The Latin American Giant Observatory (LAGO)

Water Cherenkov Detectors

Cherenkov effect

While the speed of light in vacuum (c) is a constant, this speed is reduced in material, to 0.75c in water, for example. This means that particles can go through a material at a speed larger than the speed of light in that material (but always smaller than c).

When a particle goes through a medium at such a speed, it produces a cone of light just like a plane produces a supersonic bang upon crossing the speed of sound, or a boat (or a duck) produces a "V" behind him becauses it moves faster than the waves propagate.

This light was discovered by a russian physicist named Cherenkov in 1934, and is the responsible for the typical blue glow of water in nuclear reactors.
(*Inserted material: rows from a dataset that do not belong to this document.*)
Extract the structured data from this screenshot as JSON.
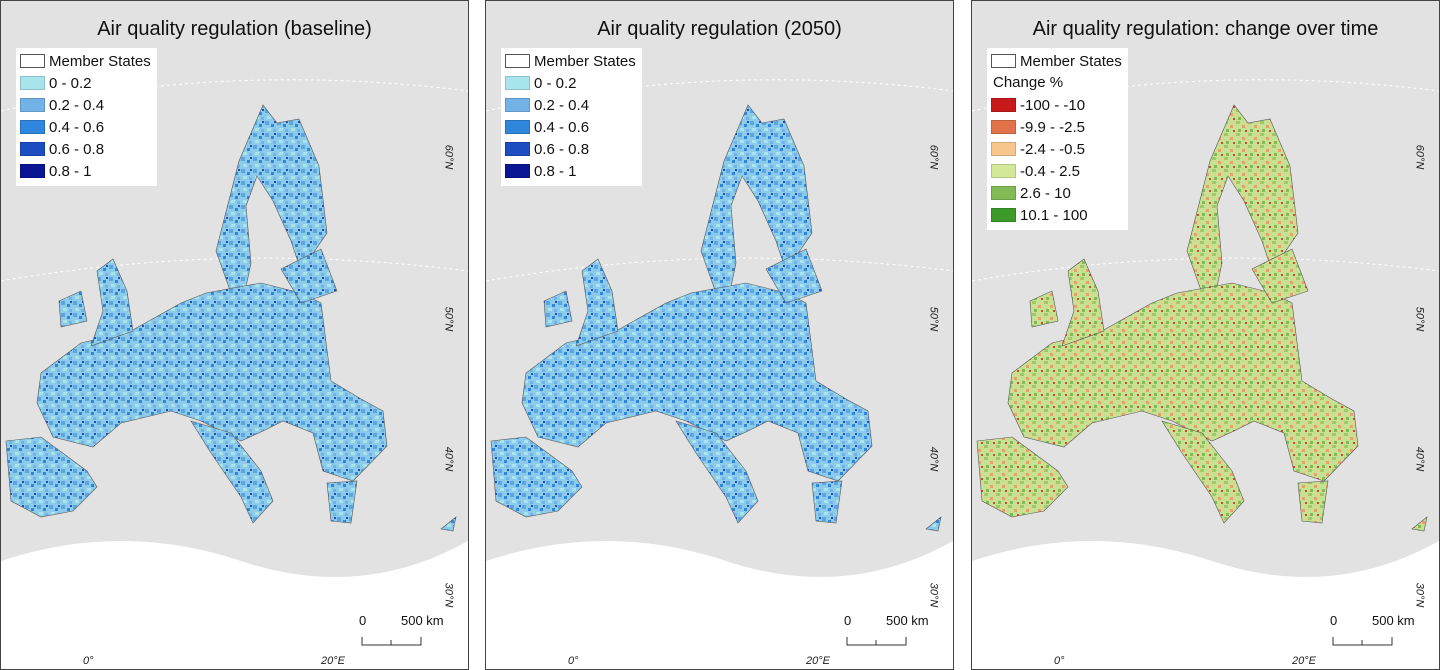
{
  "panels": [
    {
      "title": "Air quality regulation (baseline)",
      "legend": {
        "outline_label": "Member States",
        "heading": null,
        "classes": [
          {
            "label": "0 - 0.2",
            "color": "#a8e4ec"
          },
          {
            "label": "0.2 - 0.4",
            "color": "#73b2e6"
          },
          {
            "label": "0.4 - 0.6",
            "color": "#2f86dc"
          },
          {
            "label": "0.6 - 0.8",
            "color": "#1c4ec2"
          },
          {
            "label": "0.8 - 1",
            "color": "#0a1694"
          }
        ]
      }
    },
    {
      "title": "Air quality regulation (2050)",
      "legend": {
        "outline_label": "Member States",
        "heading": null,
        "classes": [
          {
            "label": "0 - 0.2",
            "color": "#a8e4ec"
          },
          {
            "label": "0.2 - 0.4",
            "color": "#73b2e6"
          },
          {
            "label": "0.4 - 0.6",
            "color": "#2f86dc"
          },
          {
            "label": "0.6 - 0.8",
            "color": "#1c4ec2"
          },
          {
            "label": "0.8 - 1",
            "color": "#0a1694"
          }
        ]
      }
    },
    {
      "title": "Air quality regulation: change over time",
      "legend": {
        "outline_label": "Member States",
        "heading": "Change %",
        "classes": [
          {
            "label": "-100 - -10",
            "color": "#c81a1a"
          },
          {
            "label": "-9.9 - -2.5",
            "color": "#e2724a"
          },
          {
            "label": "-2.4 - -0.5",
            "color": "#f7c68c"
          },
          {
            "label": "-0.4 - 2.5",
            "color": "#d4e89a"
          },
          {
            "label": "2.6 - 10",
            "color": "#82bb55"
          },
          {
            "label": "10.1 - 100",
            "color": "#3c9a2a"
          }
        ]
      }
    }
  ],
  "graticule": {
    "lat_labels": [
      "60°N",
      "50°N",
      "40°N",
      "30°N"
    ],
    "lon_labels": [
      "0°",
      "20°E"
    ]
  },
  "scale_bar": {
    "start": "0",
    "end": "500 km"
  }
}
It is used frequently in particle detectors, as a high energy particle going through a water volume will produce this caracteristic light.

Photomultiplier tubes

Photomultiplier tubes (PMTs) are extremely sensitive light detectors, usually in ultraviolet and blue. A glass vacuum tube houses a photocathode, several dynodes, and an anode. Incident photons strike the photocathode covering the glass and electrons are produced by the photoelectric effect. High voltage between each dynode provoque an avalanche of secondary electrons, literally multiplying the signal. Typical gains of 106 mean a million electrons are detected on the anode for a single photon hitting the glass.

These detectors can therefore detect single photons, but would be destroyed if turned on in ambient light. They are usually used in light-tight environments, to detect minimum amounts of light.

Water Cherenkov tanks

Water Cherenkov tanks are detectors based on the Cherenkov effect. A simple plastic (or metal, fiberglass...) tank is filled with water and closed, in order to be light-tight. Photomultipler tubes are installed inside the detector, looking at the water volume. When a particle crosses the water volume, it will emit light in a Cherenkov cone. The light is then uniformized in the water volume by diffusion on the walls of the tank (usually covered by a highly diffusive material), and finally collected on the photomultiplier tubes.

WCD calibration

WCD are easy to calibrate due to their particular signal response to different particles:

  • electrons usually drop all their energy in the detector, giving a signal proportionnal to their energy
  • photons usually convert into an electron-positron pair within the water volume, and then the secondaries radiate all their energy. In the end, the signal is again proportionnal to the energy of the incoming particle
  • muons on the other hand go through the detector without loosing all their energy (expect in the rare muon decay cases). The signal is then proportionnal to the track lenght in the detector, and no longer to the particle energy

Given the fact that energy distribution for electrons and photons fall off as power law, the signals from these particules in a WCD will also fall off as a power law. On the other hand, given the fact that the track length distribution for muons in a WCD is normally peaked at the height of the water volume (most muons are vertical), the signals of all muons will sum to give a kind of hump in a signal histogram. This hump is determined only by specific caracteristics of the detector (geometry, water purity...) and electronics (photomultiplier tube gain), and allows a precise calibration point.

WCD response to GRB

When a GRB occurs, a huge number of high energy photons reach the Earth's atmosphere. They impact the atmosphere and produce a cascade of particles. Out of all these cascades, some will be powerfull enough to provide a few particles at ground level. Of course, the higher in altitude one goes, the easier it will be for cascades to reach ground.

Most of the secondary particules of these cascades are photons (about 90%). A good property of WCD is the fact they can detect photons through their conversion in the water volume. This makes WCD good GRB detectors.

What one would expect is that WCD would see an increase in the photon flux when a GRB occurs. It is not easy to detect since there is a continuous high background of particles entering the WCD, but this is the challenge LAGO will try to overcome.